What kind of idiot would network them on a web connected router?!
The kind that want an app to see what's going on in their home?
If I want to feel good my first thought isn't 'dilotted!'.
The average consumer.
The ability to monitor those spaces remotely is pretty valuable, and to back your security footage up onto an off-site device so it can't simply be stolen during a break in or similar.
This may be true for industry and rich assholes, but I doubt it is necessary for the average home camera? I mean why expose a camera to the web, that covers a scene where you would get naked?
The opposite is true - the average person cannot afford to have a person onsite watching the cameras, so unless they can view them remotely, there's pretty much no point to having them. If they're not exposed to the web, what reason would someone have to install them in the first place?
So they're just exhibitionists?
It's a nice feature to have but risky. I know a few people with security cameras accessible through internet, I'm sure any of them not only don't have the knowledge to detect if someone else have access to their cameras but the possibility haven't crossed their minds.
I definitely lack those abilities so I would air gap the hell out of the entire system.
What about an indicator that shows when someone is using the camera?(but in Hardware so it can't be hacked). And maybe add a controll panel somewhere so you can disable them as soon as you come home.

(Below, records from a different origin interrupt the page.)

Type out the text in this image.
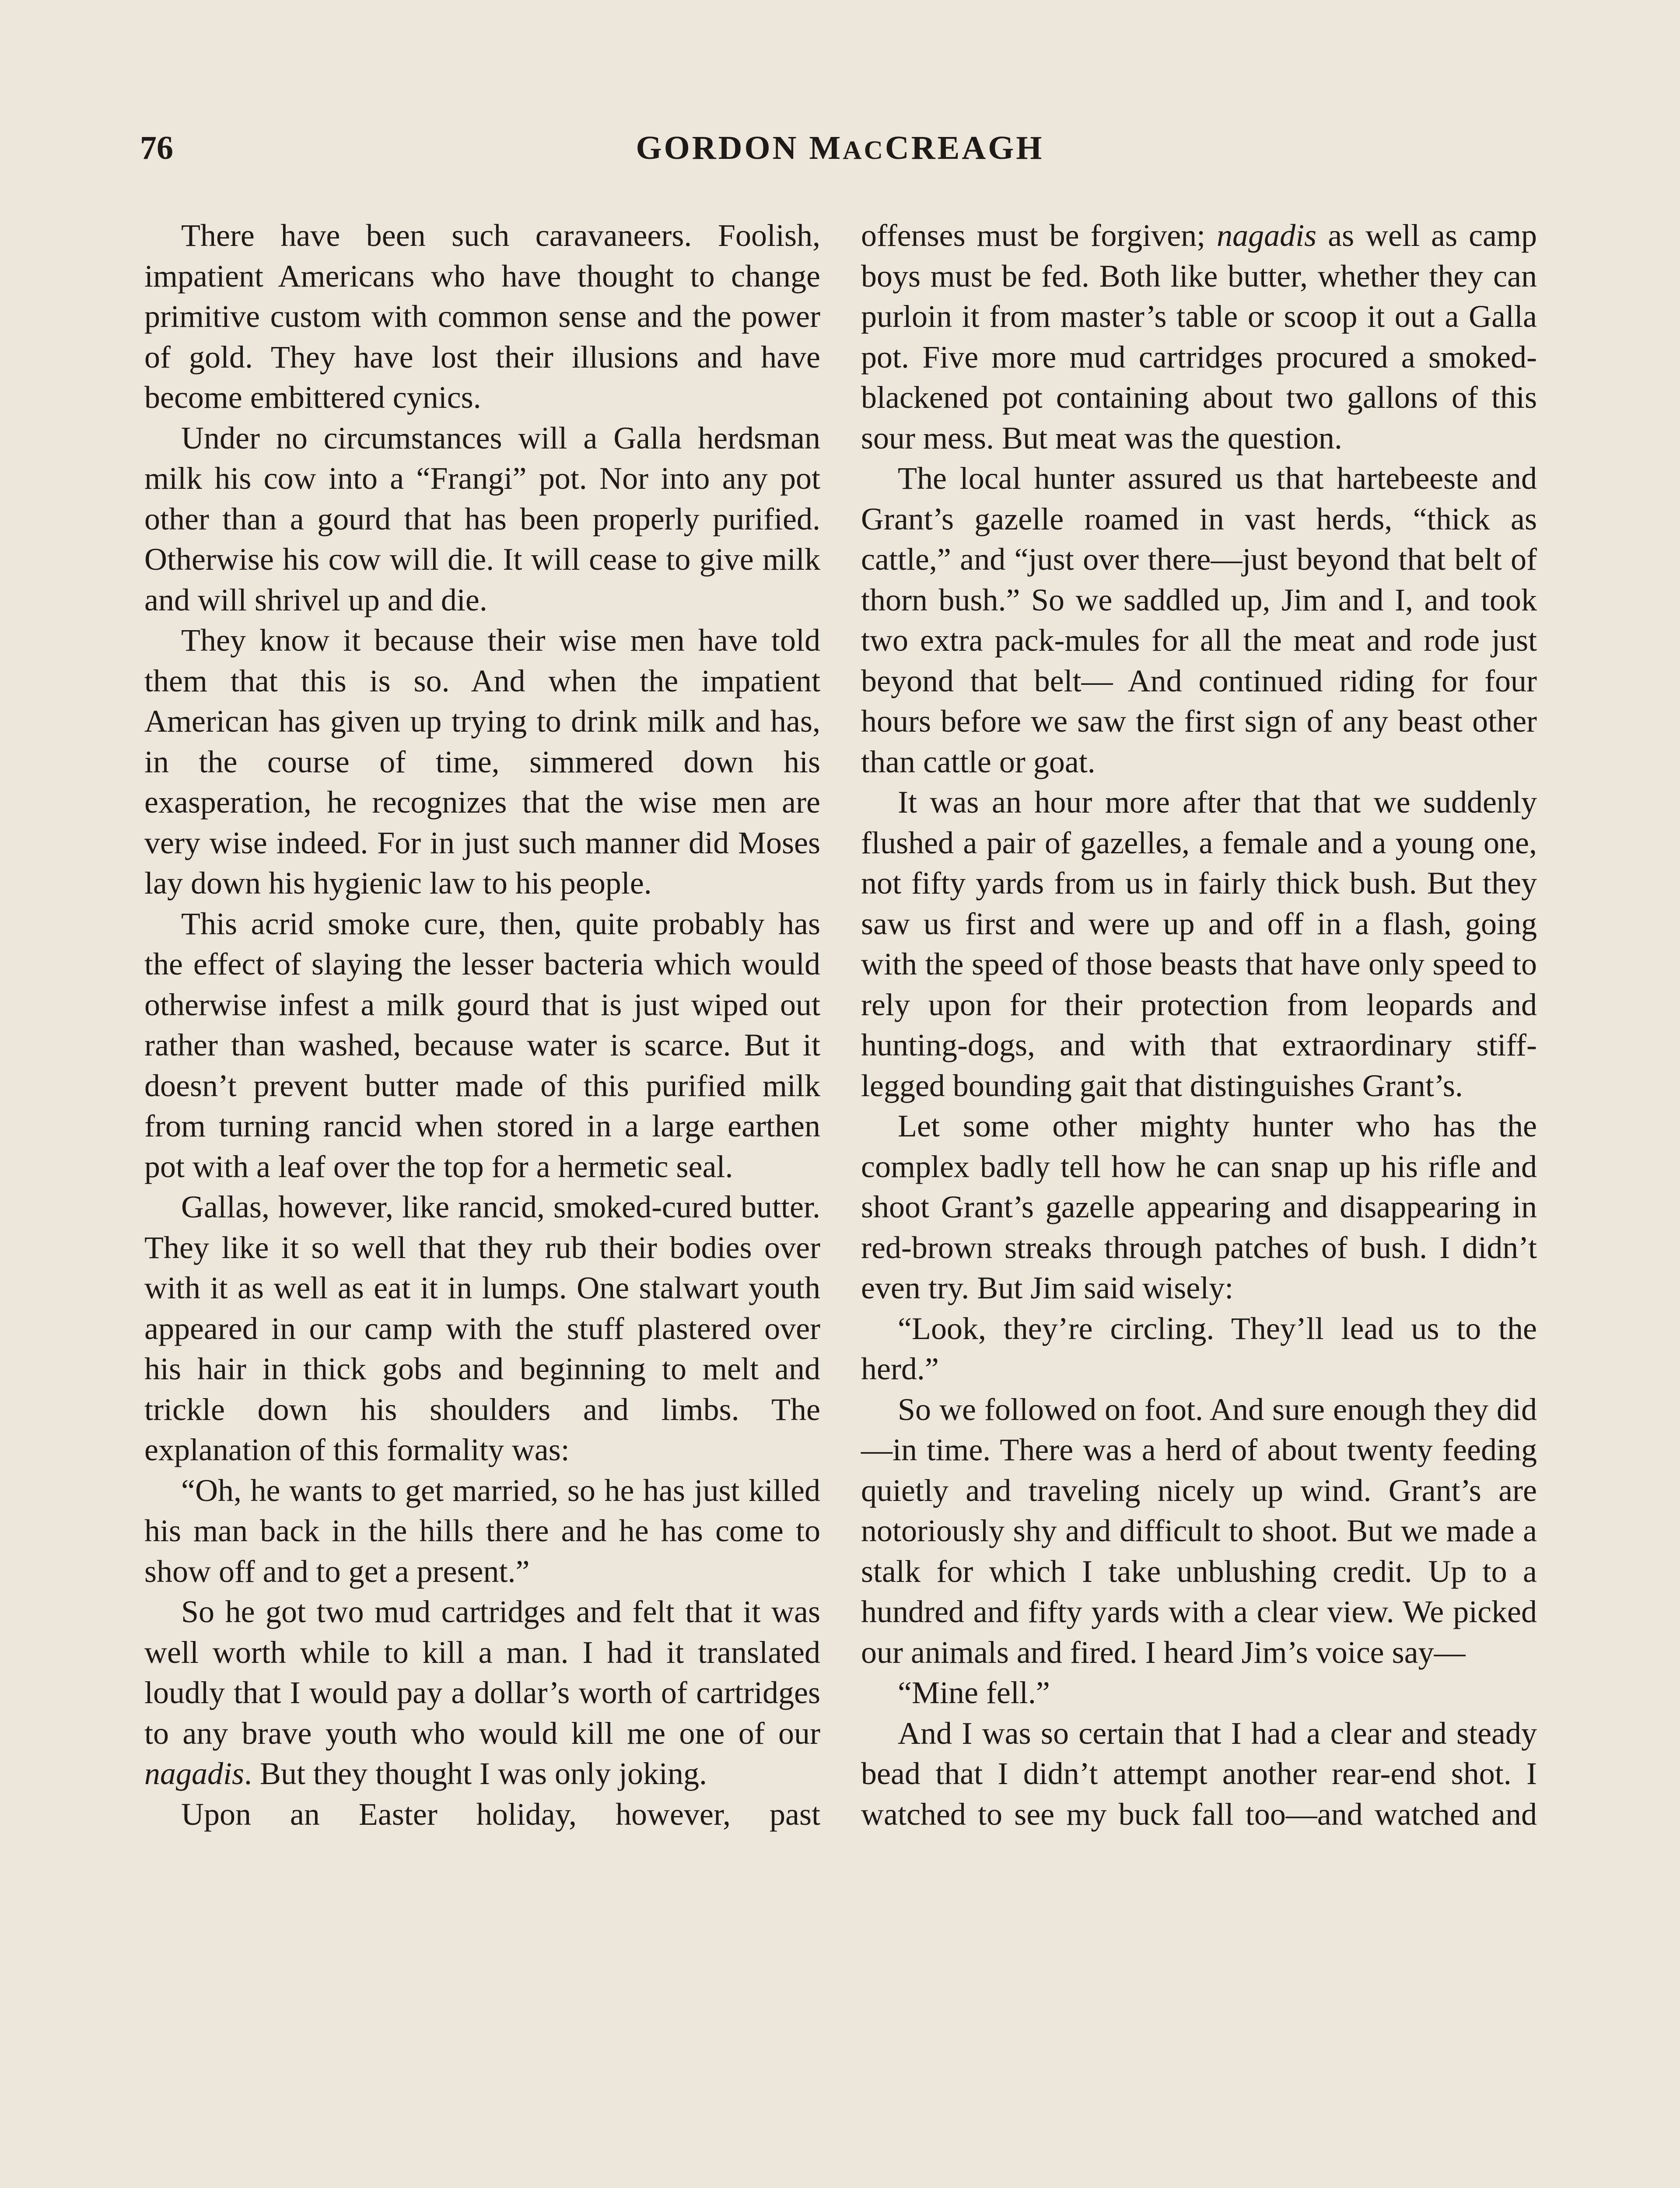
76	GORDON MACCREAGH

There have been such caravaneers. Foolish, impatient Americans who have thought to change primitive custom with common sense and the power of gold. They have lost their illusions and have become embittered cynics.

Under no circumstances will a Galla herdsman milk his cow into a “Frangi” pot. Nor into any pot other than a gourd that has been properly purified. Otherwise his cow will die. It will cease to give milk and will shrivel up and die.

They know it because their wise men have told them that this is so. And when the impatient American has given up trying to drink milk and has, in the course of time, simmered down his exasperation, he recognizes that the wise men are very wise indeed. For in just such manner did Moses lay down his hygienic law to his people.

This acrid smoke cure, then, quite probably has the effect of slaying the lesser bacteria which would otherwise infest a milk gourd that is just wiped out rather than washed, because water is scarce. But it doesn’t prevent butter made of this purified milk from turning rancid when stored in a large earthen pot with a leaf over the top for a hermetic seal.

Gallas, however, like rancid, smoked-cured butter. They like it so well that they rub their bodies over with it as well as eat it in lumps. One stalwart youth appeared in our camp with the stuff plastered over his hair in thick gobs and beginning to melt and trickle down his shoulders and limbs. The explanation of this formality was:

“Oh, he wants to get married, so he has just killed his man back in the hills there and he has come to show off and to get a present.”

So he got two mud cartridges and felt that it was well worth while to kill a man. I had it translated loudly that I would pay a dollar’s worth of cartridges to any brave youth who would kill me one of our nagadis. But they thought I was only joking.

Upon an Easter holiday, however, past

offenses must be forgiven; nagadis as well as camp boys must be fed. Both like butter, whether they can purloin it from master’s table or scoop it out a Galla pot. Five more mud cartridges procured a smoked-blackened pot containing about two gallons of this sour mess. But meat was the question.

The local hunter assured us that hartebeeste and Grant’s gazelle roamed in vast herds, “thick as cattle,” and “just over there—just beyond that belt of thorn bush.” So we saddled up, Jim and I, and took two extra pack-mules for all the meat and rode just beyond that belt— And continued riding for four hours before we saw the first sign of any beast other than cattle or goat.

It was an hour more after that that we suddenly flushed a pair of gazelles, a female and a young one, not fifty yards from us in fairly thick bush. But they saw us first and were up and off in a flash, going with the speed of those beasts that have only speed to rely upon for their protection from leopards and hunting-dogs, and with that extraordinary stiff-legged bounding gait that distinguishes Grant’s.

Let some other mighty hunter who has the complex badly tell how he can snap up his rifle and shoot Grant’s gazelle appearing and disappearing in red-brown streaks through patches of bush. I didn’t even try. But Jim said wisely:

“Look, they’re circling. They’ll lead us to the herd.”

So we followed on foot. And sure enough they did—in time. There was a herd of about twenty feeding quietly and traveling nicely up wind. Grant’s are notoriously shy and difficult to shoot. But we made a stalk for which I take unblushing credit. Up to a hundred and fifty yards with a clear view. We picked our animals and fired. I heard Jim’s voice say—

“Mine fell.”

And I was so certain that I had a clear and steady bead that I didn’t attempt another rear-end shot. I watched to see my buck fall too—and watched and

I think most people who have security cameras want them recording, because you don't know when you'll need it. Having a camera that records when you know it needs to be means you already know there's something going on, which is often the opposite case for a security camera which is to notify you when something you don't know it's happening happens, or at least something you don't expect.
That having been said, I don't have one because I'm not nuts, and if I did I'd at least cover it before changing in front of it, but whatever I guess!
;)
It doesn't always need to be automatically set.
Back when the very first chinese IP cameras started arriving in the west in the noughties, after we'd only had the first gen very expensive professional ones from the like of Axis, they nearly all shared the same firmware. This had factory set credentials of admin / admin and a common port (8080, iirc)
Back then, uPnP was commonly also enabled by default on routers, so the camera would ask for the port to be opened automatically and the router would just do it, allowing the internet into the camera. A simple scan of IPs on port 8080 would yield a lot of prompts with the distinctive login page for this firmware and around 90% of the time, the default credentials would still let you in, and you could see the camera.
Fortunately, routers have improved and uPnP was recognised as being incredibly stupid and isn't seen much now and is disabled by default if it is. Some IP cameras have improved also, but there's still a lot at the lower end that have almost no security, or prioritise convenience or cloud solutions first.
(I researched the above when I found one of my company's cameras broadcasting and tried to educate people about it back in the day, but I doubt it did much good)
Because you don't know much about cybersecurity.